The one on top? You know I had three empresses, consorts fifteen, and half a dozen concubines. Only one was bad, and there she basks. Nothing would please her more than progeny. A concubine, the only female on a rock island with twelve male reprobates.

They ought to be all over each other. But they will have nothing to do with her. Ironic, no?

They will go on this way forever, so long as my hand feeds them now and then. Watch, as I lift this jar that contains their dinner, as I rattle the lid just ever so slightly, like cats they come running.

Step back — the cinnabar line is poison to them and they cannot pass it.

Old Chen, come hold the Jesuit Father up. He seems a little dizzy.

Now, now, come to your senses. Is your taste too fine to witness thirteen scorpions fight over and eat a solitary cricket? You who contemplate seven stations of torture for your bleeding god? It is only an insect. It is their favorite food. See, they made quick work of it.

The dumplings, perhaps, have made you sleepy. Rest on this garden seat.

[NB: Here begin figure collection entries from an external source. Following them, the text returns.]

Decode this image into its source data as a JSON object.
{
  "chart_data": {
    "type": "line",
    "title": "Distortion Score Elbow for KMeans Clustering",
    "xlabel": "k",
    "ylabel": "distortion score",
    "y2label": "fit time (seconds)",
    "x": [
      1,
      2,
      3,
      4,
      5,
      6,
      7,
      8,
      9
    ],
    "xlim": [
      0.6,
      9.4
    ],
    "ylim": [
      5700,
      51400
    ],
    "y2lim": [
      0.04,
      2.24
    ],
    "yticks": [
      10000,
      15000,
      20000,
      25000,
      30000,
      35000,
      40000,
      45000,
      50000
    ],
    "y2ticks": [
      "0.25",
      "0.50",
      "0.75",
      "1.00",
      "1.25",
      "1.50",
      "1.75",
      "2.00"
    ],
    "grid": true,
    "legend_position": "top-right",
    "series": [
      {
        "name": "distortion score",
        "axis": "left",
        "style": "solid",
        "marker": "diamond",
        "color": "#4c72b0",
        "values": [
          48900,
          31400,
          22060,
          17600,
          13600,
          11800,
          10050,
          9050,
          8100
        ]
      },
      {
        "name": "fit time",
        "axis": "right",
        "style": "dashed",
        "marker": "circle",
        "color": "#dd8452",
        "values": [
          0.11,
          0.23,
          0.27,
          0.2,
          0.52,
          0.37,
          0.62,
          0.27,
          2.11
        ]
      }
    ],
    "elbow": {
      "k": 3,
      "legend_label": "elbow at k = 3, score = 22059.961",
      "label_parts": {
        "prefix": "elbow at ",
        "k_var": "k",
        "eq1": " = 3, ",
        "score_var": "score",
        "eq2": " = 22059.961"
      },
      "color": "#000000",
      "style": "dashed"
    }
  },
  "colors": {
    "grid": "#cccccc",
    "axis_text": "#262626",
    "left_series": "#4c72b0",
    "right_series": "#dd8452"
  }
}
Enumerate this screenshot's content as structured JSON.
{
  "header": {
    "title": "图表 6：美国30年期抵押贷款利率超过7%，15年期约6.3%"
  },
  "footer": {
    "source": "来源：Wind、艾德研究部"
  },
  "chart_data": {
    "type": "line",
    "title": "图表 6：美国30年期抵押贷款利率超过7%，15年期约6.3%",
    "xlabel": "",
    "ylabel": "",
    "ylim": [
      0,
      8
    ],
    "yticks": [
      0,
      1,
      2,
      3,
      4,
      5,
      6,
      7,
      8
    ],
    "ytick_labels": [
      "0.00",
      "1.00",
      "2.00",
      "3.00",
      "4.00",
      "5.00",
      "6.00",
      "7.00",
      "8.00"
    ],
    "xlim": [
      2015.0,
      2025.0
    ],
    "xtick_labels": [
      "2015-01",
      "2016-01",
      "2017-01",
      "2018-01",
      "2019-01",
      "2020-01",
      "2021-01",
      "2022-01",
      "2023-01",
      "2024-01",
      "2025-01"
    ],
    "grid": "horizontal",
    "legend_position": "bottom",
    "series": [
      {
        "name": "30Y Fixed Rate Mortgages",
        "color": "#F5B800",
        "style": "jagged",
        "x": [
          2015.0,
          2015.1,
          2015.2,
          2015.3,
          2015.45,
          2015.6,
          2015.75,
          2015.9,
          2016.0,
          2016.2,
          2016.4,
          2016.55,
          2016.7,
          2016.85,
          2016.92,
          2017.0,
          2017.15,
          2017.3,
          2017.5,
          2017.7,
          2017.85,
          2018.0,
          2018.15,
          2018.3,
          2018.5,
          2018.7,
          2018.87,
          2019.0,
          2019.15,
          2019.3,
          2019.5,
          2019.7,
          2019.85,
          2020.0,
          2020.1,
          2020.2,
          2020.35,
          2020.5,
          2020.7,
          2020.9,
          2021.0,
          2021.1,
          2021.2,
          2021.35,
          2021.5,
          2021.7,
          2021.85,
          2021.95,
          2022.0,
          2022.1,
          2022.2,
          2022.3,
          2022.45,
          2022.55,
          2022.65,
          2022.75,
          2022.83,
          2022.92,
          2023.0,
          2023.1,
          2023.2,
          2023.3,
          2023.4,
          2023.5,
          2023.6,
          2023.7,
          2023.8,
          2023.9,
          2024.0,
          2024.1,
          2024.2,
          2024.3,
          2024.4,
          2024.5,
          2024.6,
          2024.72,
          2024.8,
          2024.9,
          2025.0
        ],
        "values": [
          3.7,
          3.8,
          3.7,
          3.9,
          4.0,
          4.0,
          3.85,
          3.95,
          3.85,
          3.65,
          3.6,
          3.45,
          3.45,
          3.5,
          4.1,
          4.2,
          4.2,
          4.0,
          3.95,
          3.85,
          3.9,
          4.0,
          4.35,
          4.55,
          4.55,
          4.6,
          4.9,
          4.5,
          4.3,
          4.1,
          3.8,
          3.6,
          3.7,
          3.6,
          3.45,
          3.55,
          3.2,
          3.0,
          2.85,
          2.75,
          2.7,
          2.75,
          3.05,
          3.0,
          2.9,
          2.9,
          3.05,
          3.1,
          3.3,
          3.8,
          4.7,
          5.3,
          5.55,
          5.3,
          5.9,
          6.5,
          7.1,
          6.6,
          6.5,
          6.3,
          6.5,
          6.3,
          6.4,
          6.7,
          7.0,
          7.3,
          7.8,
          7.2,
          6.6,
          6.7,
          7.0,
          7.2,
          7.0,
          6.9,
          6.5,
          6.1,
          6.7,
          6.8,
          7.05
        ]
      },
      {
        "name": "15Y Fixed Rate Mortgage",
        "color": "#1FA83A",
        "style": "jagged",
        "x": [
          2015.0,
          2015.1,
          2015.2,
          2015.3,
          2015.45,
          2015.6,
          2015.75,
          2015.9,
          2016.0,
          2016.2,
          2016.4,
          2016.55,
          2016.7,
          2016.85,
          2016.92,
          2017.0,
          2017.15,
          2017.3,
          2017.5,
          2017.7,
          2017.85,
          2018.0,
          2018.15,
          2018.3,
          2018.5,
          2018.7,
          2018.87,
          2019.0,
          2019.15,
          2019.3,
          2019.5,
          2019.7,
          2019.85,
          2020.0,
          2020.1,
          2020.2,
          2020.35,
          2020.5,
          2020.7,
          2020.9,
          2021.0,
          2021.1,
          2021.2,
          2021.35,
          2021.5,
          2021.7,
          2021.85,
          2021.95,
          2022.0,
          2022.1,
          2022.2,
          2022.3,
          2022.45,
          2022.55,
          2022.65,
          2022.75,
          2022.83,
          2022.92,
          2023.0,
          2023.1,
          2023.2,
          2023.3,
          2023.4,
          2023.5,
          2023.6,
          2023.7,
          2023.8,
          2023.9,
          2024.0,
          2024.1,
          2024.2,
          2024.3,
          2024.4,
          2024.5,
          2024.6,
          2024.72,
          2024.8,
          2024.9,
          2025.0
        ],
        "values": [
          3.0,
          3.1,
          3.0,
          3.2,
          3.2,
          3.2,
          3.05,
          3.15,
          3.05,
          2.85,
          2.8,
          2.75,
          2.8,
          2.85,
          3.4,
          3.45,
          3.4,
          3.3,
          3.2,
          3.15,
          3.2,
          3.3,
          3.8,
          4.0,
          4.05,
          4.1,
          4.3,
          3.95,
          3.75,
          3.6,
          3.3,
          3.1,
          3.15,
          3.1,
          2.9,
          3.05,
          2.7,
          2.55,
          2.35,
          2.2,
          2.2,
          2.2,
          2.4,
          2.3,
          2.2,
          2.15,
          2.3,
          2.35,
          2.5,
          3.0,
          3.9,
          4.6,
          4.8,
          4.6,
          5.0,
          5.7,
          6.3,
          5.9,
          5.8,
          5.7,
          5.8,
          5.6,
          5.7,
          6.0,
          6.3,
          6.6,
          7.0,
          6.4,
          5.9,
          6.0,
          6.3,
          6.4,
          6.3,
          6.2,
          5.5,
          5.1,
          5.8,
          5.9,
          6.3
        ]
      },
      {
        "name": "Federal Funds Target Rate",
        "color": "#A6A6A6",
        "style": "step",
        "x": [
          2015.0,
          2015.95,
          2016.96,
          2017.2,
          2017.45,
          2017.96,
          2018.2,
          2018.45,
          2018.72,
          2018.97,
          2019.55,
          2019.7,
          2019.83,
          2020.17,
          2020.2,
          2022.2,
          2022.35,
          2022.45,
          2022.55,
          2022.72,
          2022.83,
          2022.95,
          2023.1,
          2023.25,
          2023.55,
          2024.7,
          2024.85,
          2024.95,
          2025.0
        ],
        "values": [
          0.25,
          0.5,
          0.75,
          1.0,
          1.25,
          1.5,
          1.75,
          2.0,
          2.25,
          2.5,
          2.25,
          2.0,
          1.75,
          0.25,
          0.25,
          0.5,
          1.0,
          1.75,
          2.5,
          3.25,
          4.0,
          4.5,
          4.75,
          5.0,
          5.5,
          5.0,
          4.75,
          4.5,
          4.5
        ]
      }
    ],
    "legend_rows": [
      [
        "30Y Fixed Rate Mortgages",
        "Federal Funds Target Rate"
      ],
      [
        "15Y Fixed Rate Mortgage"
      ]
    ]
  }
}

Is this not like the place you call Purgatory, where evil-doers reside on a mount of their iniquities? Just such a thing, in miniature, a Daoist master made here for me.

Come, take a look in the jar, as I uncover the victim.

What say you? Empty?

Why so it is.

Look deeper, Father of the foreign devils’ god. Slough off your priestly robes, your cross and jewelry.

Do you not feel the change?

Catch him, old Chen! And throw those rags away.

I am the Son of Heaven. I have always been the Son of Heaven. I am the most interesting man who has ever lived.

And you, Holy Father — whom I hold in my hand and toss into the hungry horde —you are a cricket.